Effective Control of Particle Size and Electron Density of Pd/C and Sn-Pd/C Nanocatalysts for Vanillin Production via Base-Free Oxidation

The effective control of particle size and electron density of metal active sites is challenging yet important for supported nanoparticles, as size effects and promoter effects play vital roles in heterogeneous catalysis on the nanoscale. In this work, we report Pd/C and Sn-Pd/C nanocatalysts for the base-free aerobic oxidation of vanillyl alcohol to vanillin, a challenging reaction not only in the fundamental research of selective oxidation of alcohols but also for the practical transformation of bio-based alcohols to value-added chemicals.
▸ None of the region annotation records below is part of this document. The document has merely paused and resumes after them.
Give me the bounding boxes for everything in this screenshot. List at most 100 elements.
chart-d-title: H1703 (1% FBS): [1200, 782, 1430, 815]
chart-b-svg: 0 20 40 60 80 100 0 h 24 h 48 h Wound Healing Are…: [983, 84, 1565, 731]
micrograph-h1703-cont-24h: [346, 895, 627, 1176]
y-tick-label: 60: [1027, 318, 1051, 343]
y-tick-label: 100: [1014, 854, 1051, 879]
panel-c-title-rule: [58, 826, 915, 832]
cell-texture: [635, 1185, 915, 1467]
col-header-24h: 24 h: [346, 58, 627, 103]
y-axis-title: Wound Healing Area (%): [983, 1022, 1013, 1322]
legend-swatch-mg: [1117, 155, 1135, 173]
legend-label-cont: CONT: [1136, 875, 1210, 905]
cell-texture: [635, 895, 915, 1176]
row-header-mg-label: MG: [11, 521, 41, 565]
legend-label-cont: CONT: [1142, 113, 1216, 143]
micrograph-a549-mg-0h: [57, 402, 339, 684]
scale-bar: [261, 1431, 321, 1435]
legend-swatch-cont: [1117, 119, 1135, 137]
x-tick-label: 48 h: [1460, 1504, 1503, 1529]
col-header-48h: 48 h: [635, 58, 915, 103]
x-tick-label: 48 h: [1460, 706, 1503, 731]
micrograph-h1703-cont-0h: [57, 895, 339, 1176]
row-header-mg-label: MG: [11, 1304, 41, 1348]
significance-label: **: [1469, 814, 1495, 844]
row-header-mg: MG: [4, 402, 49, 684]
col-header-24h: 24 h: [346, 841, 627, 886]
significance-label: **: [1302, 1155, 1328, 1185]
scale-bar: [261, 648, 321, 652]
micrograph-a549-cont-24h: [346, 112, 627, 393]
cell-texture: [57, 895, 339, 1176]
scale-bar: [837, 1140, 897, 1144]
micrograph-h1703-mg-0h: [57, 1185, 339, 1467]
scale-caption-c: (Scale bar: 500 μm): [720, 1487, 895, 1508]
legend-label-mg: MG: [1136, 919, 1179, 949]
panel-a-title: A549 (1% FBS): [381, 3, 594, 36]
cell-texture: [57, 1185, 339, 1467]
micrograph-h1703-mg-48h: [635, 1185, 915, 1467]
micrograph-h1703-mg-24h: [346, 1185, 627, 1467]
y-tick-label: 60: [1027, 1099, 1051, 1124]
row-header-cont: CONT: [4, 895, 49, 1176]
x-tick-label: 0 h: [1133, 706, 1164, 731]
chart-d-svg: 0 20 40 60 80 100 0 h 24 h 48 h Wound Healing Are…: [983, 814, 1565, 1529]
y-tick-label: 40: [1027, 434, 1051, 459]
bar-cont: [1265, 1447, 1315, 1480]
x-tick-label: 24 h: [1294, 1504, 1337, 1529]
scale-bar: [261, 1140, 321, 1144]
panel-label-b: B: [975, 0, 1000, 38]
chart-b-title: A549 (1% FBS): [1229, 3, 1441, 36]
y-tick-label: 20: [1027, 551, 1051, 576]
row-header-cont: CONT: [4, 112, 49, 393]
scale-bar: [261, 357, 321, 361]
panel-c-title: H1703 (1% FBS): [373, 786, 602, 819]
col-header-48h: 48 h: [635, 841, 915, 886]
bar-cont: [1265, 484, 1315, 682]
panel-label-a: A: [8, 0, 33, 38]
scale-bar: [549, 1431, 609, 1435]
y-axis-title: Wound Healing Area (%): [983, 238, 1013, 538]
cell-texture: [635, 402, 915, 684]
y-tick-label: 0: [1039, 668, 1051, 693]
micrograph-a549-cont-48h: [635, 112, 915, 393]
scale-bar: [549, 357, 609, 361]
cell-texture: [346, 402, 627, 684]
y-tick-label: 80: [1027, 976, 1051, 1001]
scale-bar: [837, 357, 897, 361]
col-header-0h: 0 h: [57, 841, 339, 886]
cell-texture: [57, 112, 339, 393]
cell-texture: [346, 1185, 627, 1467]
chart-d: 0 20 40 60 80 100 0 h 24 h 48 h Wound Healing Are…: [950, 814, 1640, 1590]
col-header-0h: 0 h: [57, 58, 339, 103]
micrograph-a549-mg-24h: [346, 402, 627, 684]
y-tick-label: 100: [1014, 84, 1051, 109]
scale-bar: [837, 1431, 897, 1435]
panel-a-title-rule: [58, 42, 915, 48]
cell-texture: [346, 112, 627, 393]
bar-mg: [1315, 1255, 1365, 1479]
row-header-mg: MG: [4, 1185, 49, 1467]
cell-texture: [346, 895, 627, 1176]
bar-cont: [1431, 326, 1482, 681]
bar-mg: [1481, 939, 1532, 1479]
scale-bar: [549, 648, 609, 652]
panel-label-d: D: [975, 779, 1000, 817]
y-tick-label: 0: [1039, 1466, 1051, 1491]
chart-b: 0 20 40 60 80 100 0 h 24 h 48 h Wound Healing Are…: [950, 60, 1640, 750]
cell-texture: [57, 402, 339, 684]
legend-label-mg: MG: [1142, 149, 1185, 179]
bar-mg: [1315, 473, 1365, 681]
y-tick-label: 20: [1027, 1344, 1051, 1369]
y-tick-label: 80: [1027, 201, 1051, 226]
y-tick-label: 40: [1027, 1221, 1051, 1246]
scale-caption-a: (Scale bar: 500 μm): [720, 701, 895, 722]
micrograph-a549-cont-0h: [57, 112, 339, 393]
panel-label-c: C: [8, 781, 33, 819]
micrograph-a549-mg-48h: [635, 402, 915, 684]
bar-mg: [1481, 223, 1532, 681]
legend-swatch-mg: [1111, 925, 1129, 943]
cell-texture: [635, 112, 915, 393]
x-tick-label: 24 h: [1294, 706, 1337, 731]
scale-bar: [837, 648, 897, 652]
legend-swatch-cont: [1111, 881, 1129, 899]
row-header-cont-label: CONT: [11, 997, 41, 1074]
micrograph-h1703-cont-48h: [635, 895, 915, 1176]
We effectively tuned the mean size of Pd nanoparticles from 1.8 to 6.7 nm by varying the temperature used for catalyst preparation and further modified the electron density of the Pd/C catalyst by adding a SnO2 promoter with different loadings. TEM, HAADF-STEM, XPS, CO chemisorption, and in situ DRIFT-IR of CO adsorption characterizations allowed us to get insight into the unique catalytic properties of Pd nanocatalysts. It was conjectured that the base-free aerobic oxidation of vanillyl alcohol to vanillin over the Pd/C catalyst can be a structure-sensitive reaction and the Pd particle size was decisive for the dispersion of Pd, the proportion of catalytically active Pd-0 sites, and the intrinsic turnover frequency (iTOF). The 1 wt % Pd/C (1.8 nm) catalyst showed an iTOF value of 268 h(-1) and 100% yield to vanillin at 120 degrees C, 5 bar of O-2 , and 20 mg of the catalyst within 9 h. We further demonstrated that Sn4+ ions in SnO2 as an electronic promoter can promote Pd/C activity by the formation of highly active, electron-sufficient Pd-0 sites which significantly lowered the apparent activation energy of reaction. The 0.1Sn-Pd/C catalyst showed a higher iTOF value of 458 h(-1) and a yield of 100% to vanillin at 120 degrees C, 3 bar of O-2 and 15 mg of the catalyst within 6 h. Moreover, we verified a satisfying reusability and an adequate substrate scope over the 0.1Sn-Pd/C catalyst.